A propos de la naissance, il y a donc tout juste 50 ans, de cette toute neuve Maison de la Culture, tu te souviens d'une superbe anecdote. Quelques jours après l'inauguration officielle, un homme de la campagne avait poussé jusqu'à la ville pour aller voir ce qu'il pouvait bien trouver en rapport avec son métier dans cette Maison. Pour voir ce qui pouvait bien l'intéresser.

En bleu de travail, casquette sur la tête, il a timidement poussé la porte vitrée du bâtiment tout en béton tout neuf. Comme on savait le faire à cette époque, il a, d'un geste à la fois précieux et gracieux, salué l'hôtesse en retirant d'une main leste sa casquette et après un court instant, le temps d'embrasser le nouvel espace d'un beau regard circulaire, il a osé poser la question, sa question, la seule qui lui importait : Où sont les tracteurs ?
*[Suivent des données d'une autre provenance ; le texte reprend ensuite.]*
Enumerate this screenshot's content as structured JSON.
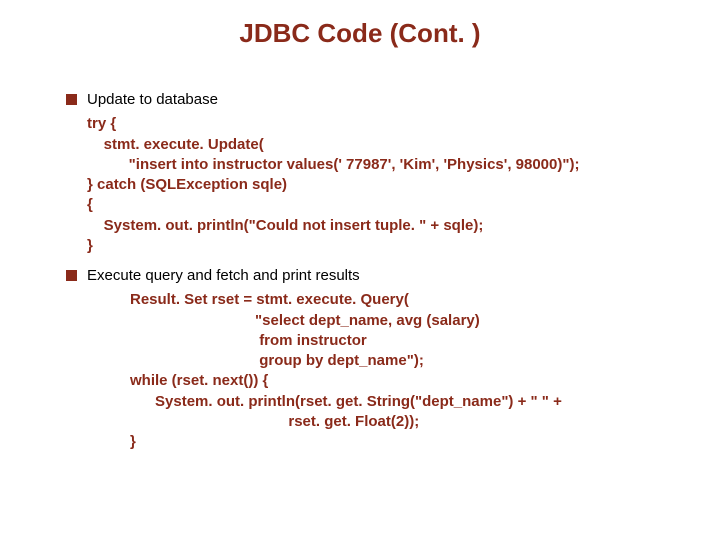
{
  "title": "JDBC Code (Cont. )",
  "bullets": [
    {
      "text": "Update to database",
      "code": "try {\n    stmt. execute. Update(\n          \"insert into instructor values(' 77987', 'Kim', 'Physics', 98000)\");\n} catch (SQLException sqle)\n{\n    System. out. println(\"Could not insert tuple. \" + sqle);\n}"
    },
    {
      "text": "Execute query and fetch and print results",
      "code": "Result. Set rset = stmt. execute. Query(\n                              \"select dept_name, avg (salary)\n                               from instructor\n                               group by dept_name\");\nwhile (rset. next()) {\n      System. out. println(rset. get. String(\"dept_name\") + \" \" +\n                                      rset. get. Float(2));\n}"
    }
  ]
}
La dame de l'accueil, un peu gênée, a souri et a très vite expliqué qu'il n'y avait pas de tracteurs exposés dans la Maison et qu'à son avis il n'y en aurait jamais. L'homme a semblé déçu. Il a fait deux pas en arrière, a bredouillé quelques mots d'excuses, pour le dérangement, avant de tourner les talons. Définitivement.

Dehors, il a revissé sa casquette sur sa tête et a réalisé sa bévue. Pour lui, la Culture, depuis toujours, c'était l'AGRI Culture, la culture de la terre. Une Maison de la Culture, ça devait forcément exposer des tracteurs. Au village, tout le monde ou presque travaillait "dans la culture".
Avec Malraux, une véritable révolution culturelle allait s'écrire. Une révolution qui allait d'abord s'écrire dans le vocabulaire. Du monde de l'Agri/culture, on passait dans le monde de la Culture. De la culture de la terre à une Terre de Culture. Pour effacer, à tout jamais, - Malraux dixit -, le mot hideux de province. Formule, au fond, légèrement maladroite.

 

Tous ceux qui n'avaient alors, à la campagne, pour seul diplôme, que leur BSP, leur Bon Sens Paysan, se sont bien rendus compte qu'on allait changer d'époque. De façon de vivre et de penser. L'histoire ne dit pas si l'homme qui voulait voir les tracteurs est revenu à la Maison de la Culture. Pour y voir des Spectacles, des Expositions, du Théâtre... Pour y écouter de la musique, des concerts, de la musique... classique, mais aussi des chanteurs dits de... variétés.

Toi, tu te prends à rêver que oui.

 

 

© Jean-Louis Crimon

 

Première parution : 28 Février 2016.